You have no idea how many times I wrote this chapter before settling on this. Amazon Robin was something I wanted to do for a while but nothing worked. Even if it didn't turn out as I expected it to, I'm glad I got this done.
Firehedgehog: That would be an interesting talk. Though getting Grima to a state where he wouldn't be able to instantly kill everyone around him might be a challenge.
Darkness is complete: I mean… you can always go back and read whatever you missed. Machine Robin is exactly what ROBIN is. Dungeon Robin is a very specific idea, but a valid one. I'll put it down.
TheF00L0: So Teleporting Robin. Noted.
Fantasy Paradise: Throwing that into ideas for Varied Awakenings. It's an idea that basically makes Robin not Robin. They're effectively an OC at that point, an Isekai protagonist, because they have no grounding in the world the story takes place in.

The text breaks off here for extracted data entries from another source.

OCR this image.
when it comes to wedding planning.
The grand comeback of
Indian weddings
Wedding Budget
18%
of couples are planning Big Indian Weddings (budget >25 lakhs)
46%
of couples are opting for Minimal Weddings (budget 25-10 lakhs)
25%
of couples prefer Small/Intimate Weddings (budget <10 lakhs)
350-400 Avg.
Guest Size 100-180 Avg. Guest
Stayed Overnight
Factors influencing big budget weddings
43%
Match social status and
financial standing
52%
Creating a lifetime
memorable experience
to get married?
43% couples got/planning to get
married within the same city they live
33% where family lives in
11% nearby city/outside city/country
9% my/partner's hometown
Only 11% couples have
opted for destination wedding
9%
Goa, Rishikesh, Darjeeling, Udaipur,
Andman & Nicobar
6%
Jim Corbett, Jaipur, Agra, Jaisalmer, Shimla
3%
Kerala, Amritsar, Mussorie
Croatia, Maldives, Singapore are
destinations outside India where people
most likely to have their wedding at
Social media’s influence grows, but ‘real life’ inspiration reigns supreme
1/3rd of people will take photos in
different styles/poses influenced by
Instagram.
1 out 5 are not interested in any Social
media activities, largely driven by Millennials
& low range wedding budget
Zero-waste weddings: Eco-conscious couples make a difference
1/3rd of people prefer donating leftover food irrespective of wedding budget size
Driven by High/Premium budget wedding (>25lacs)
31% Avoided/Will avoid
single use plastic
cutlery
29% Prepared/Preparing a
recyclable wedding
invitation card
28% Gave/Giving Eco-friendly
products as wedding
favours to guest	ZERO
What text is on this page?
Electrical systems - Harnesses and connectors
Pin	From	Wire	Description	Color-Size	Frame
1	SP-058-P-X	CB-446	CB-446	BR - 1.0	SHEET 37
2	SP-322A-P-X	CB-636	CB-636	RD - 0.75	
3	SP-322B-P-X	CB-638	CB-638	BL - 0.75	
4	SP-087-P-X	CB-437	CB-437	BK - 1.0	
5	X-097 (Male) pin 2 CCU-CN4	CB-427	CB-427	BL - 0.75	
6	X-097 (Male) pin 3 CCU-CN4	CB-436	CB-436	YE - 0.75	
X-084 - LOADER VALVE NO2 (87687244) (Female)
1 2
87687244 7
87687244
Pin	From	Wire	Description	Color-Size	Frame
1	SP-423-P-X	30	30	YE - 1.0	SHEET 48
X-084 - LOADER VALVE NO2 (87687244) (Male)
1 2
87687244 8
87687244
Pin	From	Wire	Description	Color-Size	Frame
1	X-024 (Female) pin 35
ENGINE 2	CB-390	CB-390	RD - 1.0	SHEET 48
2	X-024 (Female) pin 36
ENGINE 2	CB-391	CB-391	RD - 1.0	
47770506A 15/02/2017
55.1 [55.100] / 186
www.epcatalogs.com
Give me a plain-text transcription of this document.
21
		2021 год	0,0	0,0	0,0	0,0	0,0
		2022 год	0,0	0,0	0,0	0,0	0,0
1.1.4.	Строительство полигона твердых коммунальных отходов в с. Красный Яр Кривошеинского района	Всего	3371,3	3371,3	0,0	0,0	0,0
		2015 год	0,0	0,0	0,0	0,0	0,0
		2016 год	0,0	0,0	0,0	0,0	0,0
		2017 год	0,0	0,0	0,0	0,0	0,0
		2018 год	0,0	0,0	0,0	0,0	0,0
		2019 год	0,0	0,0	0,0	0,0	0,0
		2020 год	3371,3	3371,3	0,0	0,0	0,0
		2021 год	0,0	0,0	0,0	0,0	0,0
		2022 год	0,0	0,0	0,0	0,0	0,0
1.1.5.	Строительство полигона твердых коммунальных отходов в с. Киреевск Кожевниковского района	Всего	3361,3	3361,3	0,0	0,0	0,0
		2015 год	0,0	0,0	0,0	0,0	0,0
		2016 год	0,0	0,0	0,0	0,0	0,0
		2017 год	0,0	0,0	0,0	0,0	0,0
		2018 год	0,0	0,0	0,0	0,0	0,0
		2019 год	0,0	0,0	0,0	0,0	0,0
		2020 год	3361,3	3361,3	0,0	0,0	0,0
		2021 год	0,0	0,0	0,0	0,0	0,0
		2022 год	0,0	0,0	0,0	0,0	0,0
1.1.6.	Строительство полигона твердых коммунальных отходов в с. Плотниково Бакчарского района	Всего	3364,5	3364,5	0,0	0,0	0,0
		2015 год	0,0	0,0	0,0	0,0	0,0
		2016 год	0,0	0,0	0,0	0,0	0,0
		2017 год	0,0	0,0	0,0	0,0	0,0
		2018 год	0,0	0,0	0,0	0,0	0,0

Basically, it's so drastic an idea and incongruous with the other ideas I've done I can't put it into The Robin Variable. Not a bad idea by any means, just not something I can put in this collection.
LoveGlutton: I'm aware how jarring it is. The idea came out of nowhere, so I wrote it, and decided to keep it because it was interesting.
dnomy: Pardon my bluntness but… no. I'm not sure I can work with that idea, sorry.
Guardian54: Actually, that was never my intent. Looking back on it though, I can totally see why you think that.
Guest: Already done. Chapter 23.
Vanderspiegel: Sure. I'll put them all down.
Someth1ng: That's a curious idea. Difficult, but interesting.
chroms6pack: See Grimleal Robin (chapter 19). That's more or less just Robin without memory loss. I've implimented it a few other times (Arranged Marriage Robin and Sadistic Robin for example) where it was very much a minor detail that had to be inferred, but Robin having his memory is very much a minor quirk.
Hope that helps!
bauers374: It was actually a mechanic in Echoes too. Mila's Turnwheel.
JtBlack-Hawk3198: Hmm… that's a very specific idea that requires a lot of rationalizing to work. I'll put it down, but that's very unlikely due to the need to explain away several contrivances involved with making that idea work.